Opinião

A autodeterminação informativa e as políticas de privacidade

Autor

  • Gabriela Amâncio Vieira da Paz

    é advogada certificada pela Exin como Data Protection Officer e pela LEC em Compliance de Proteção de Dados pós-graduanda em Direito Digital e Proteção de Dados pelo IDP e certificada em Direito e Tecnologia pelo Insper.

14 de dezembro de 2021, 6h35

A disciplina da proteção de dados tem como fundamento, entre outros, a autodeterminação informativa. A ideia de autodeterminação informativa está intimamente ligada aos direitos fundamentais de liberdade e privacidade e propõe a ideia de que a pessoa natural tenha o direito de exercer o controle sobre os seus dados pessoais. Com base na etimologia da expressão, a autodeterminação informativa se traduz na ideia de que a pessoa natural possa determinar por si mesmo o uso das informações que lhe dizem respeito [1]

Recente pesquisa de privacidade do consumidor conduzida pela Cisco [2] demonstra que consumidores querem transparência e controle em relação aos seus dados, inclusive indicando uma crescente no número de indivíduos que informou estarem dispostos a "agir" para proteger os seus dados. Embora, no entanto, haja o interesse em manter a sua privacidade e a segurança dos seus dados, quando questionados sobre a própria capacidade de efetivamente proteger os seus dados, quase metade dos entrevistados, 46%, disse se sentir incapaz de fazê-lo, sendo a dificuldade em entender como as suas informações estão sendo usadas pelas empresas o motivo mais citado por esses entrevistados.
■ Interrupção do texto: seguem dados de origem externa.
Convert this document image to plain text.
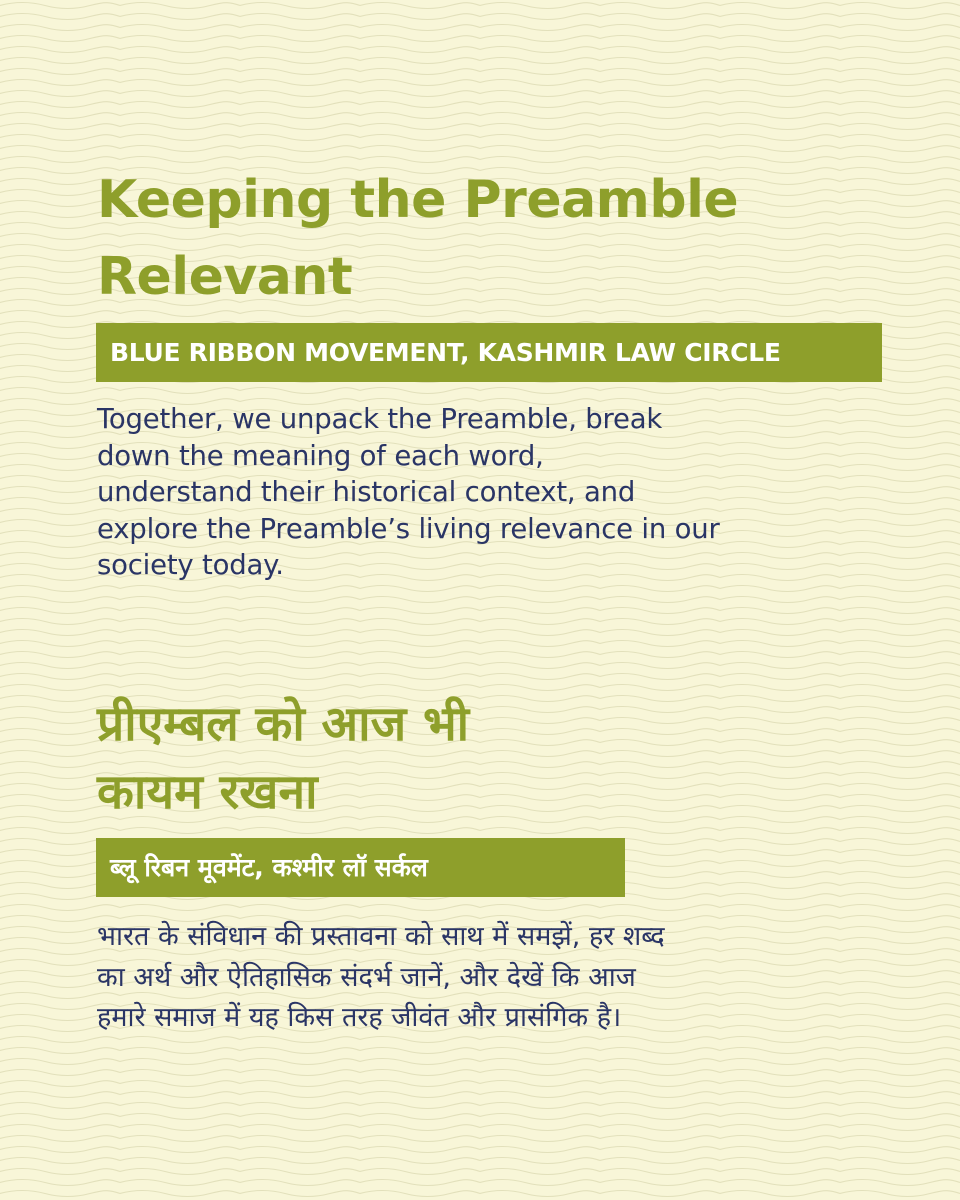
Keeping the Preamble
Relevant
BLUE RIBBON MOVEMENT, KASHMIR LAW CIRCLE

Together, we unpack the Preamble, break
down the meaning of each word,
understand their historical context, and
explore the Preamble’s living relevance in our
society today.

प्रीएम्बल को आज भी
कायम रखना
ब्लू रिबन मूवमेंट, कश्मीर लॉ सर्कल

भारत के संविधान की प्रस्तावना को साथ में समझें, हर शब्द
का अर्थ और ऐतिहासिक संदर्भ जानें, और देखें कि आज
हमारे समाज में यह किस तरह जीवंत और प्रासंगिक है।
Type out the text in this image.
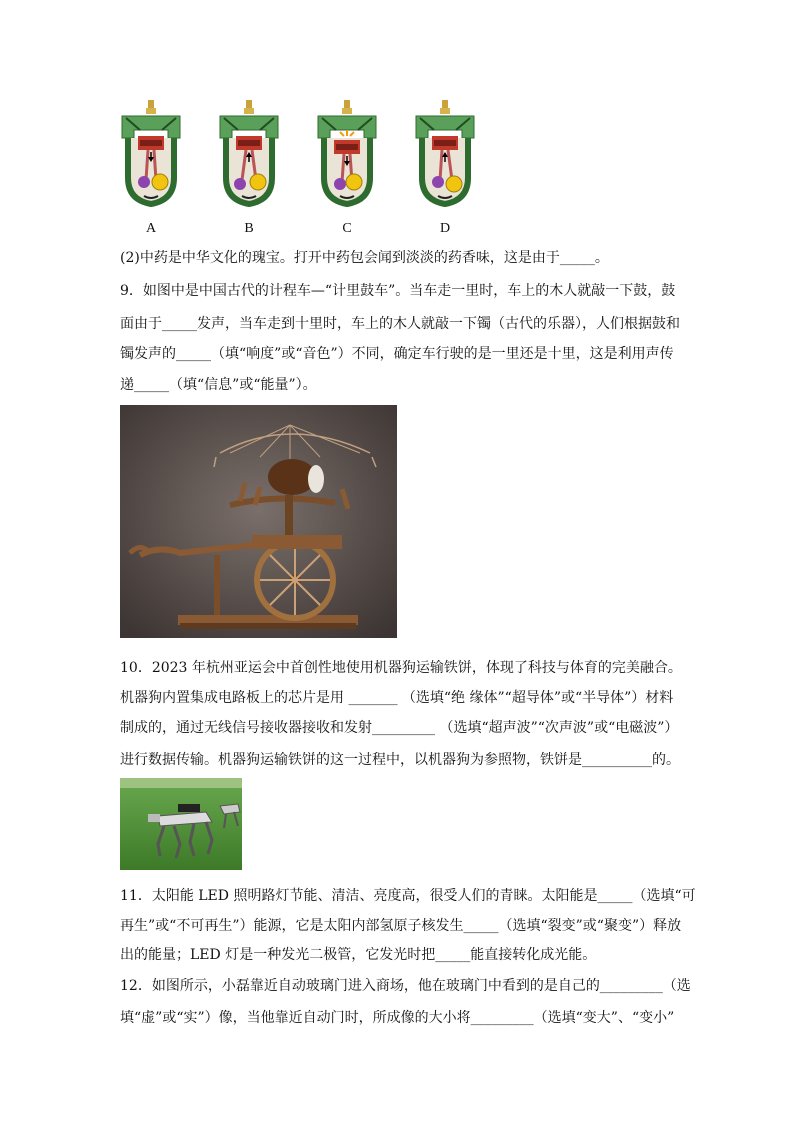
A	B	C	D
(2)中药是中华文化的瑰宝。打开中药包会闻到淡淡的药香味，这是由于_____。
9．如图中是中国古代的计程车—“计里鼓车”。当车走一里时，车上的木人就敲一下鼓，鼓
面由于_____发声，当车走到十里时，车上的木人就敲一下镯（古代的乐器），人们根据鼓和
镯发声的_____（填“响度”或“音色”）不同，确定车行驶的是一里还是十里，这是利用声传
递_____（填“信息”或“能量”）。
10．2023 年杭州亚运会中首创性地使用机器狗运输铁饼，体现了科技与体育的完美融合。
机器狗内置集成电路板上的芯片是用 _______ （选填“绝 缘体”“超导体”或“半导体”）材料
制成的，通过无线信号接收器接收和发射_________ （选填“超声波”“次声波”或“电磁波”）
进行数据传输。机器狗运输铁饼的这一过程中，以机器狗为参照物，铁饼是__________的。
11．太阳能 LED 照明路灯节能、清洁、亮度高，很受人们的青睐。太阳能是_____（选填“可
再生”或“不可再生”）能源，它是太阳内部氢原子核发生_____（选填“裂变”或“聚变”）释放
出的能量；LED 灯是一种发光二极管，它发光时把_____能直接转化成光能。
12．如图所示，小磊靠近自动玻璃门进入商场，他在玻璃门中看到的是自己的_________（选
填“虚”或“实”）像，当他靠近自动门时，所成像的大小将_________（选填“变大”、“变小”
O resultado da pesquisa me despertou para uma experiência pessoal. Durante uma rápida navegação por websites, diversos pop-up e prompts foram subindo na minha tela para coletar o aceite aos cookies, e trazendo nesta caixa de texto um hiperlink para as políticas de privacidade (ou avisos de privacidade), que, no fim, se revelaram documentos extensos, complexos e, muitas vezes, cheios de juridiquês. Notei que as empresas escreveram documentos jurídicos aptos a demonstrar o seu cumprimento aos requisitos legais e regulatórios, mas distantes de cumprir o seu papel fundamental de informar e dar transparência aos usuários sobre as práticas adotadas pela empresa em relação aos dados que lhe são confiados.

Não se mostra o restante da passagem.